In MAG-camptothecin (MAG-CPT), the topoisomerase inhibitor camptothecin is linked to a water-soluble polymer. Preclinical experiments showed enhanced antitumour efficacy and limited toxicity compared to camptothecin alone. Prior phase I trials guided the regimen used in this study. The objectives were to determine the maximum tolerated dose, dose-limiting toxicities, safety profile, and pharmacokinetics of weekly MAG-CPT. Patients with solid tumours received MAG-CPT intravenously administered weekly for 3 weeks in 4-week cycles. At the starting dose level (80 mg m(−2) week(−1)), no dose-limiting toxicities occurred during the first cycle (n=3).
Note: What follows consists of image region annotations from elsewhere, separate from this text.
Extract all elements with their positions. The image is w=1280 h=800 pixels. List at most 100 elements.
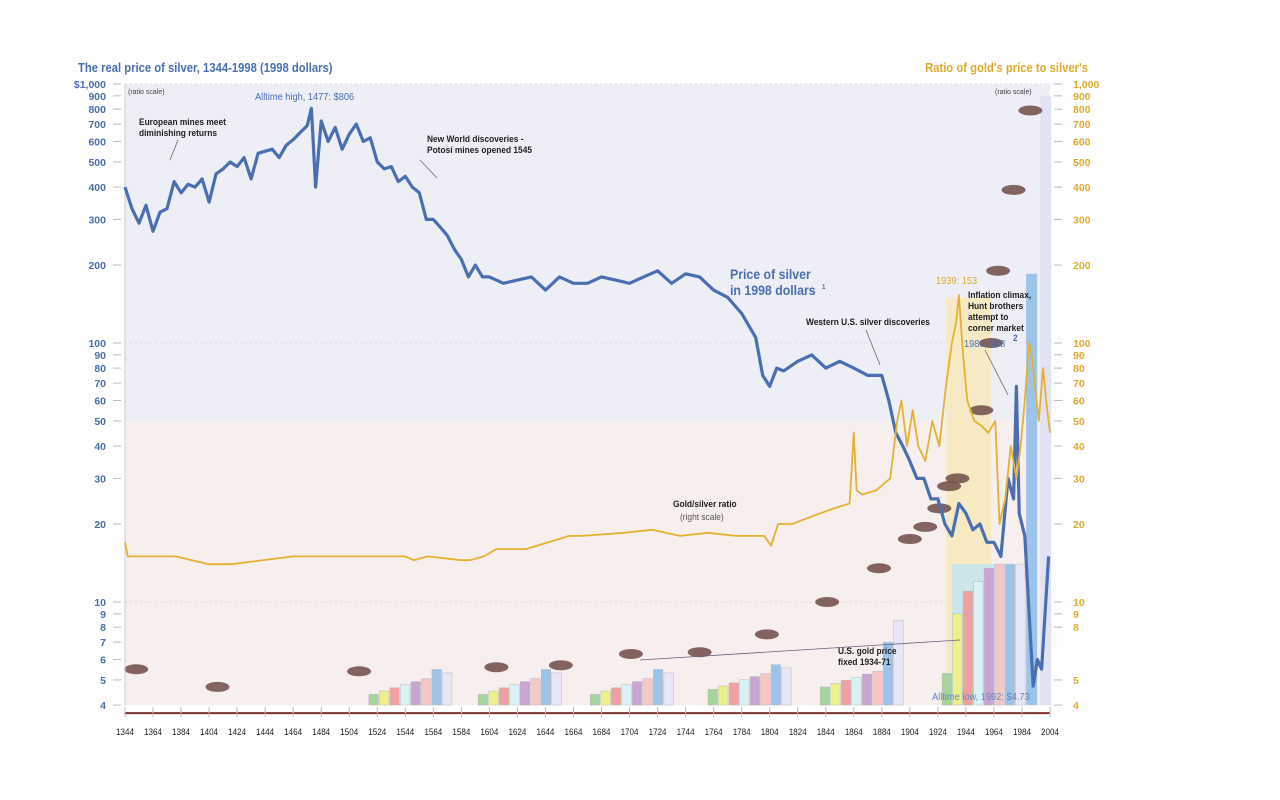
left-tick-label: 80 [94, 363, 106, 375]
decorative-blob [124, 664, 149, 675]
x-tick-label: 1664 [565, 726, 583, 737]
chart-title: The real price of silver, 1344-1998 (199… [78, 61, 333, 75]
left-scale-note: (ratio scale) [128, 89, 165, 96]
left-tick-label: $1,000 [74, 79, 106, 91]
decorative-blob [754, 629, 779, 640]
upper-background [125, 84, 1050, 421]
european-mines-label: European mines meet diminishing returns [139, 117, 226, 139]
annotation-leader [984, 349, 1009, 396]
western-us-label: Western U.S. silver discoveries [806, 317, 930, 328]
left-tick-label: 300 [88, 214, 106, 226]
left-tick-label: 6 [100, 654, 106, 666]
decorative-bar [728, 682, 739, 706]
decorative-bar [819, 686, 830, 706]
x-tick-label: 1724 [649, 726, 667, 737]
decorative-bar [861, 673, 872, 706]
right-tick-label: 4 [1073, 700, 1079, 712]
decorative-bar [421, 678, 432, 706]
peak-1980-footnote: 2 [1013, 333, 1018, 344]
x-tick-label: 1644 [536, 726, 554, 737]
decorative-bar [718, 685, 729, 706]
right-tick-label: 400 [1073, 182, 1091, 194]
left-tick-label: 700 [88, 119, 106, 131]
alltime-high-label: Alltime high, 1477: $806 [255, 91, 355, 103]
decorative-bar [1004, 563, 1015, 706]
left-tick-label: 50 [94, 416, 106, 428]
decorative-bar [663, 672, 674, 706]
decorative-bar [1015, 563, 1026, 706]
left-tick-label: 400 [88, 182, 106, 194]
decorative-blob [867, 563, 892, 574]
decorative-bar [400, 684, 411, 706]
us-gold-label: U.S. gold price fixed 1934-71 [838, 646, 897, 668]
decorative-blob [687, 647, 712, 658]
decorative-bar [983, 567, 994, 706]
decorative-bar [551, 672, 562, 706]
x-tick-label: 1784 [733, 726, 751, 737]
decorative-bar [749, 676, 760, 706]
decorative-bar [498, 687, 509, 706]
decorative-bar [410, 681, 421, 706]
x-tick-label: 1864 [845, 726, 863, 737]
decorative-blob [979, 338, 1004, 348]
decorative-bar [530, 678, 541, 706]
right-tick-label: 20 [1073, 519, 1085, 531]
right-scale-note: (ratio scale) [995, 89, 1032, 96]
left-tick-label: 40 [94, 441, 106, 453]
x-tick-label: 1624 [508, 726, 526, 737]
decorative-bar [642, 678, 653, 706]
decorative-bar [632, 681, 643, 706]
decorative-bar [994, 563, 1005, 706]
x-tick-label: 1604 [480, 726, 498, 737]
decorative-bar [431, 669, 442, 706]
right-tick-label: 500 [1073, 157, 1091, 169]
right-tick-label: 700 [1073, 119, 1091, 131]
right-tick-label: 100 [1073, 338, 1091, 350]
decorative-bar [368, 694, 379, 706]
left-tick-label: 30 [94, 473, 106, 485]
left-tick-label: 800 [88, 104, 106, 116]
x-tick-label: 1824 [789, 726, 807, 737]
x-tick-label: 1464 [284, 726, 302, 737]
annotation-leader [419, 159, 438, 179]
decorative-bar [389, 687, 400, 706]
ratio-1939-label: 1939: 153 [936, 275, 978, 287]
decorative-bar [653, 669, 664, 706]
right-tick-label: 40 [1073, 441, 1085, 453]
decorative-blob [815, 597, 840, 607]
decorative-bar [840, 680, 851, 706]
right-tick-label: 8 [1073, 622, 1079, 634]
decorative-bar [519, 681, 530, 706]
x-tick-label: 1424 [228, 726, 246, 737]
right-axis-title: Ratio of gold's price to silver's [925, 61, 1088, 75]
decorative-blob [986, 265, 1011, 276]
left-tick-label: 900 [88, 91, 106, 103]
right-tick-label: 1,000 [1073, 79, 1099, 91]
left-tick-label: 8 [100, 622, 106, 634]
left-tick-label: 20 [94, 519, 106, 531]
x-tick-label: 1444 [256, 726, 274, 737]
decorative-blob [618, 648, 643, 659]
right-tick-label: 60 [1073, 395, 1085, 407]
right-tick-label: 70 [1073, 378, 1085, 390]
x-tick-label: 1584 [452, 726, 470, 737]
decorative-bar [952, 613, 963, 706]
decorative-bar [707, 689, 718, 706]
decorative-bar [893, 620, 904, 706]
right-tick-label: 10 [1073, 597, 1085, 609]
decorative-blob [913, 521, 938, 532]
x-tick-label: 1924 [929, 726, 947, 737]
x-tick-label: 1984 [1013, 726, 1031, 737]
decorative-bar [882, 641, 893, 706]
price-series-label: Price of silver in 1998 dollars [730, 266, 816, 298]
x-tick-label: 1964 [985, 726, 1003, 737]
decorative-blob [1001, 184, 1026, 195]
annotation-leader [169, 139, 179, 161]
right-tick-label: 800 [1073, 104, 1091, 116]
decorative-bar [379, 690, 390, 706]
decorative-bar [962, 591, 973, 706]
x-tick-label: 1484 [312, 726, 330, 737]
decorative-bar [621, 684, 632, 706]
right-tick-label: 80 [1073, 363, 1085, 375]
Subsequently, three patients were enrolled at the second dose level (120 mg m(−2) week(−1)). Two of three patients at the 80 mg m(−2) week(−1) cohort developed haemorrhagic cystitis (grade 1/3 dysuria and grade 2/3 haematuria) during the second and third cycles. Next, the 80 mg m(−2) week(−1) cohort was enlarged to a total of six patients. One other patient at this dose level experienced grade 1 haematuria. At 120 mg m(−2) week(−1), grade 1 bladder toxicity occurred in two of three patients. Dose escalation was stopped at 120 mg m(−2) week(−1). Cumulative bladder toxicity was dose-limiting toxicity at 80 mg m(−2) week(−1). Pharmacokinetics revealed highly variable urinary camptothecin excretion, associated with bladder toxicity. Due to cumulative bladder toxicity, weekly MAG-CPT is not a suitable regimen for treatment of patients with solid tumours.